Bebidas vegetales que son un escudo contra enfermedades

Las bebidas de cereales que se venden como alternativa saludable son, en la práctica, agua con un poco de cereal. En los envases más habituales del supermercado el porcentaje de avena oscila entre el 8% y el 12% —Amandin declara un 8,4%, Alpro un 10% y Soria Natural un 12%—, por debajo del 11% que el dietista-nutricionista Aitor Sánchez señala como mínimo razonable para este tipo de productos. A esa base acuosa se suma aceite de girasol, que aparece en la lista de ingredientes justo detrás del cereal y cumple una función tecnológica: dar cremosidad y cuerpo. El resultado es que buena parte de la grasa del vaso no procede del grano, sino de un aceite refinado, algo que el nutricionista Saúl Sánchez critica abiertamente al considerar que ni el de girasol ni el de colza son las mejores fuentes de grasa vegetal disponibles.

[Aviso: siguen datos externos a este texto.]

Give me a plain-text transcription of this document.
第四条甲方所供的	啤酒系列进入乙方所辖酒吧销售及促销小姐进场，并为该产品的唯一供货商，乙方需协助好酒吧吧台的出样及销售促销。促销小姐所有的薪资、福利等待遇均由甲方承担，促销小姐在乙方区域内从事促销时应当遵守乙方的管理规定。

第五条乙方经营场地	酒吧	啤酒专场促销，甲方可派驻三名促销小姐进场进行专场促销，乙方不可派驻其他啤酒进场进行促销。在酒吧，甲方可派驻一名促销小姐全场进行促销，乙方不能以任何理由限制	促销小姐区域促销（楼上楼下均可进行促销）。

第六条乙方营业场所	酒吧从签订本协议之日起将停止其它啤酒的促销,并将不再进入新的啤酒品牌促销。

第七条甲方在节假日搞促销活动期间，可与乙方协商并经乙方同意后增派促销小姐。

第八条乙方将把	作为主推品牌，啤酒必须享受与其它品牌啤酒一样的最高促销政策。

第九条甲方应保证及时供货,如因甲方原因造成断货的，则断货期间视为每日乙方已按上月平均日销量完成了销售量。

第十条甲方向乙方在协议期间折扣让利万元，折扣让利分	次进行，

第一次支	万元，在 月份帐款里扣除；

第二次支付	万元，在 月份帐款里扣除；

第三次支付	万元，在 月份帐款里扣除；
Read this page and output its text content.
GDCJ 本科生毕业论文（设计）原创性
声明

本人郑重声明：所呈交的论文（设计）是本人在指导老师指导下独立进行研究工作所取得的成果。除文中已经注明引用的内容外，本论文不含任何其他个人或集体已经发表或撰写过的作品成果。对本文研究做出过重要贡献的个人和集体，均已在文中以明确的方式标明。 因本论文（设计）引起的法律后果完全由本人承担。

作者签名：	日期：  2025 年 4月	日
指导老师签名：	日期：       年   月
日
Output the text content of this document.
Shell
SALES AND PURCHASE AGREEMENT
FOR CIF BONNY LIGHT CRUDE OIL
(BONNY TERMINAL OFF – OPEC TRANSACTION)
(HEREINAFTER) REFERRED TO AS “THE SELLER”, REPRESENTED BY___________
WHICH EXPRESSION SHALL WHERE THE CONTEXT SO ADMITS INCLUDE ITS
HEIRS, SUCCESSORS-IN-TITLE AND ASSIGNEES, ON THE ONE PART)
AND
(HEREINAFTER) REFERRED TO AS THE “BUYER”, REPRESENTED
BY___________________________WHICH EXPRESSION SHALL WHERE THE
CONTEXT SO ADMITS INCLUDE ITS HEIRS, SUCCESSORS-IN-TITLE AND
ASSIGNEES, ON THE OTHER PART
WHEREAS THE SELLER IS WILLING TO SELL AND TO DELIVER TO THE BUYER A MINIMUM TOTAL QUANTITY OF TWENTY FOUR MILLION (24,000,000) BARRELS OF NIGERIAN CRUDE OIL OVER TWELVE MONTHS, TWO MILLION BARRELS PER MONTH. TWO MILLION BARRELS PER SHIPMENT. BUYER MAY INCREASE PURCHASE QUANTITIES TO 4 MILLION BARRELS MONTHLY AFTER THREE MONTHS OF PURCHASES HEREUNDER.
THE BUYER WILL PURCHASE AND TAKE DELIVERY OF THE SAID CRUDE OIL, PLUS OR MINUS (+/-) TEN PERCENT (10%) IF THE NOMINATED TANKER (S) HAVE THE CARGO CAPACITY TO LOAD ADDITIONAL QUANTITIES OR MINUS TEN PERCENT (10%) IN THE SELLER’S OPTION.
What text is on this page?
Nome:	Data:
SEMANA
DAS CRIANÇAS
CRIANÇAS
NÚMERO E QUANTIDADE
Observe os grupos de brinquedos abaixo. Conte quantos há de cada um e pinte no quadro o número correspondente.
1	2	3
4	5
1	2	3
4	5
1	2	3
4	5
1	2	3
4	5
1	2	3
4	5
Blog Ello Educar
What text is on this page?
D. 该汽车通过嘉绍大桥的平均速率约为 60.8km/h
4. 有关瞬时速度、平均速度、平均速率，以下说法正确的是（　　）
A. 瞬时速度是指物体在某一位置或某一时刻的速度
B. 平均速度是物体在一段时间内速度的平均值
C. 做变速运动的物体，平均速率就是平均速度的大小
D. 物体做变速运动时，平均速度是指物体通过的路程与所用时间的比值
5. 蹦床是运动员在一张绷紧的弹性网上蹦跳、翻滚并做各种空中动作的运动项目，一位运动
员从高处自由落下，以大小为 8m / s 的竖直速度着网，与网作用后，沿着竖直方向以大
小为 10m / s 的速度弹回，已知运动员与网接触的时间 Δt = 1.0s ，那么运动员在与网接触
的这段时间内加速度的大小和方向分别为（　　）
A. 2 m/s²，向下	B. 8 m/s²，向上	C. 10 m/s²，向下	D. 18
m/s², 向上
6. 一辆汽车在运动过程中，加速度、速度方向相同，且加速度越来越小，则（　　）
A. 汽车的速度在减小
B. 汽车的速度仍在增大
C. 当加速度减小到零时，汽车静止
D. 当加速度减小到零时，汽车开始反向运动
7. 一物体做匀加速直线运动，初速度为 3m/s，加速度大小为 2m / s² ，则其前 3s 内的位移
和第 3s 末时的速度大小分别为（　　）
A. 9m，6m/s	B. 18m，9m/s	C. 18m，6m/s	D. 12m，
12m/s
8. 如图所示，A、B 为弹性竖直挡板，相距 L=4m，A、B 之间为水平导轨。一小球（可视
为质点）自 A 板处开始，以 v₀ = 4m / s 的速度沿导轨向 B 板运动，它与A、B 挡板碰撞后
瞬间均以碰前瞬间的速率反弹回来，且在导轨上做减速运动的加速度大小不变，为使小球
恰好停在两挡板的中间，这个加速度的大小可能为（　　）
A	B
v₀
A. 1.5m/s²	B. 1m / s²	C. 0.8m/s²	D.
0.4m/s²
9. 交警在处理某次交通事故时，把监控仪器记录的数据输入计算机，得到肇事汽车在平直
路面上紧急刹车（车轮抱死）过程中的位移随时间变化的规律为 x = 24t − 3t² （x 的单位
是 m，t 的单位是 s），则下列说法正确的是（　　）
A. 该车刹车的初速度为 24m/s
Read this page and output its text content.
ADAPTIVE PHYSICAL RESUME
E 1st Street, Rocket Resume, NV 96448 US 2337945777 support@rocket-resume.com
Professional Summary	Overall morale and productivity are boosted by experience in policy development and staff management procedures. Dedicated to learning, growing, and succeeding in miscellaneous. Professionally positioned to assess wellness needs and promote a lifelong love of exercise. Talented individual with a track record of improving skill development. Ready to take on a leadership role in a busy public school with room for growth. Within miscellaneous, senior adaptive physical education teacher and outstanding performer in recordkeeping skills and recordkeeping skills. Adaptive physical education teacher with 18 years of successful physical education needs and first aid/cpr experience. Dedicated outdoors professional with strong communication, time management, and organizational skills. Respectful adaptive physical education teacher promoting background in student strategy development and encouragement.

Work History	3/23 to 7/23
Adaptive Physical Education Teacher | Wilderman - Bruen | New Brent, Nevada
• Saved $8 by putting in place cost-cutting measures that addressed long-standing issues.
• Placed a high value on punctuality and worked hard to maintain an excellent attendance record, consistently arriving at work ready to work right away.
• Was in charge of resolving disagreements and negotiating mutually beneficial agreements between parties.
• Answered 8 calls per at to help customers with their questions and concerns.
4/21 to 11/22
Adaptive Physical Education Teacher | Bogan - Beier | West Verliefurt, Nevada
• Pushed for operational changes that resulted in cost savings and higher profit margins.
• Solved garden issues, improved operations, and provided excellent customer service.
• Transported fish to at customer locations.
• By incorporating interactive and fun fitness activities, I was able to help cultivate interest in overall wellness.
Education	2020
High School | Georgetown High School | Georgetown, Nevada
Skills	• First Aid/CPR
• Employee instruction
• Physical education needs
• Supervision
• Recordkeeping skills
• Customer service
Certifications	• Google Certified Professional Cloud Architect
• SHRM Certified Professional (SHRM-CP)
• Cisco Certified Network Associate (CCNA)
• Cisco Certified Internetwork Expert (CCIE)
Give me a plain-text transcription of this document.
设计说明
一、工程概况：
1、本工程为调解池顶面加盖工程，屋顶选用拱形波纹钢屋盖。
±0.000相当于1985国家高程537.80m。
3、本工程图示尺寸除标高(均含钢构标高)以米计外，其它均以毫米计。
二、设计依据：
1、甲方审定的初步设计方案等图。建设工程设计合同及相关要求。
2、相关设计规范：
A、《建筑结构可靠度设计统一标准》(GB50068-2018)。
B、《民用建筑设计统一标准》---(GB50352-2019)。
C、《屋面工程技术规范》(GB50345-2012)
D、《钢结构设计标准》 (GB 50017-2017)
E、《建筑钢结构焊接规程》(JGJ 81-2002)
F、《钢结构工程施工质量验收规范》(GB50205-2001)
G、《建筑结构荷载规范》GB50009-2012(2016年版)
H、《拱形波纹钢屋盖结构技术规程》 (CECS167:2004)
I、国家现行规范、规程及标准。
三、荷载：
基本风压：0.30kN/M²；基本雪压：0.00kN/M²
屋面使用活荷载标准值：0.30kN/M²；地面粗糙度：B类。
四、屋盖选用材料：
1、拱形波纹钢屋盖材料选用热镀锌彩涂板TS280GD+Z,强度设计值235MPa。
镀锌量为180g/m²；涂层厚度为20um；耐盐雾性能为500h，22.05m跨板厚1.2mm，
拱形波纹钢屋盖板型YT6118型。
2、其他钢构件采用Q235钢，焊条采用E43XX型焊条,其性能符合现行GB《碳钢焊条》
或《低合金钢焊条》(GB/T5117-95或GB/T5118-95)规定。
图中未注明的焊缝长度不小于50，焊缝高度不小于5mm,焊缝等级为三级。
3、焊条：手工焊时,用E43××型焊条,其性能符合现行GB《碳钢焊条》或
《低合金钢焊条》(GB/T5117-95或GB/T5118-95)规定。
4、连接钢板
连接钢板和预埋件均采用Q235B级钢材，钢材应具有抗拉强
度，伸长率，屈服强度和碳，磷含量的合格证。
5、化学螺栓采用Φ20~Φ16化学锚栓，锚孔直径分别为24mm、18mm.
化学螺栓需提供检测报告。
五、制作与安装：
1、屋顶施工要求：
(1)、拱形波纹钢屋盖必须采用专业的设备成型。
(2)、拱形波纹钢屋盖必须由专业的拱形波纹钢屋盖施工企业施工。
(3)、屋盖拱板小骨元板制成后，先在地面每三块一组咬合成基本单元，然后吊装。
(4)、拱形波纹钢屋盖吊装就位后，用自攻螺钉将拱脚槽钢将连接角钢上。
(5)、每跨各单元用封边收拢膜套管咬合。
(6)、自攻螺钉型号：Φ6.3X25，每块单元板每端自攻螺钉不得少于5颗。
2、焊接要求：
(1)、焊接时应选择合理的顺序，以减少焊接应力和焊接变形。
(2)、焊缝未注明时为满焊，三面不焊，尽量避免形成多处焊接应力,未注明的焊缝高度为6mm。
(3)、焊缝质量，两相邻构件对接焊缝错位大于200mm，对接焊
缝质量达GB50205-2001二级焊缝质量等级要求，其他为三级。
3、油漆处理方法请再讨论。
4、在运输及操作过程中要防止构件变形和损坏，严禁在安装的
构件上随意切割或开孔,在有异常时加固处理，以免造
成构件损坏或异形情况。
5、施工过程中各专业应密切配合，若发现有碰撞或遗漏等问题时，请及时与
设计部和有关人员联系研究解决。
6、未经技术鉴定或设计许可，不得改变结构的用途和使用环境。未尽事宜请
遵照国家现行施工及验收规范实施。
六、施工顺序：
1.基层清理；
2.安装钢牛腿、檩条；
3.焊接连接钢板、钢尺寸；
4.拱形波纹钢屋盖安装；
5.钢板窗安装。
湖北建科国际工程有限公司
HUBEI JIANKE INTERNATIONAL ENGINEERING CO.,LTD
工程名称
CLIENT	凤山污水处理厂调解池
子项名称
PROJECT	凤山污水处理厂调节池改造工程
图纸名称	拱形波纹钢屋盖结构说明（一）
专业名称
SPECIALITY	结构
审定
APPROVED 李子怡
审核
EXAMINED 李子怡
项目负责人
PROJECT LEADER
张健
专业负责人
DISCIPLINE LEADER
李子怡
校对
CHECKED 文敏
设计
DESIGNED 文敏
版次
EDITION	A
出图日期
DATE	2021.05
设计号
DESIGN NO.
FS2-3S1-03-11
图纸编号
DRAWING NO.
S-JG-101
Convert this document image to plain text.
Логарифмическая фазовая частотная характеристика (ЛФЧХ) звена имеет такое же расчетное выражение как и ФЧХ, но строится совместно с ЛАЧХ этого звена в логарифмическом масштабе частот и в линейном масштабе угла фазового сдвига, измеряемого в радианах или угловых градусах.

La proteína, mientras tanto, apenas llega a 1 g por 100 ml en las mejores versiones —0,6 g en la de Amandin sin azúcares, 0,7 g en la de Soria Natural, 0,8 g en la de Alpro barista— frente a unos 3 g de la leche de vaca, y además es de bajo valor biológico por venir de un cereal. En el caso del arroz la cosa empeora: es la bebida que aporta más hidratos y menos proteínas, con menos fibra que la de avena. El nutricionista Mario Ortiz resume que estas bebidas no aportan proteína ni micronutrientes y que, al tener poca grasa y poca fibra, se absorben tan rápido que dejan hambre al poco rato. Carlos Ríos cifra en 4,6 g el azúcar por 100 ml de la bebida de arroz y en 6,3 g la de arroz con coco. A ello se añade la alerta por arsénico inorgánico: un vaso diario en niños de 12 a 36 meses cubre el 60% del valor de seguridad, y la dietista Cristina Lafuente desaconseja su consumo hasta los seis años.